All of this is because it's the nature of the minds and the body to give up once things are hard and the easy fruits are picked already. Its why grit is so valuable. It's why Jeff Bezos is the richest guy and not the dude or dudette who did 10 startups for that same period. Compounding efforts produce outlier results. Yes, you can change directions to learn the tools, methods and strategies from other persons to accelerate your personal development. It's legitimate.


I'm lucky that my monkey ambition brain is satisfied (for now). Now that I'm on the other side of it, I realize a ton of time was wasted. Focus is what gets you places. Being deeply good at a single thing, or good enough at two, maybe three things.


Choose one thing and spend 5 years or 10,000 hours on it. At the end of one year you won't have a ton of signal that it's working, but you develop yourself in the right direction.
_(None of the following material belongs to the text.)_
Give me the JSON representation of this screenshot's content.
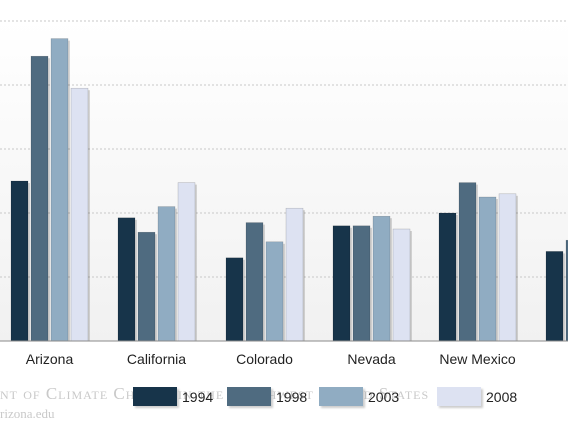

If you quit just after one year, you only prove to yourself, that you were right. But year two would likely be easier. Your network is wider. More people see your thing and recognize it and the current quality - if you do things right and develop yourself. So on with year 3, 4, 5, etc. Now you're really somewhere and hopefully like, what you're doing right now. Most people (competition) have quit meanwhile. So, you're now way ahead in a much less crowded pack.


When you feel like quitting, the thing you should really get out of it is not "I quit" but instead "ah! Most people probably quit at this time. If I continue, good things will happen and it'll be less competition." But don't get me wrong, operational excellence is mandatory and if you try to hold your breath until you can compete with the humpback whales, you'll fail. Do your due diligence before you decide and commit for a relative long period of time.


When you focus on your body, mind and soul success should come one way or the other in life and business life. There are still factors out of your control. You can call it, what you want, if you're a rational and logical person. Be open for new input and bold decisions in order to seize opportunities that may only arise once in a lifetime.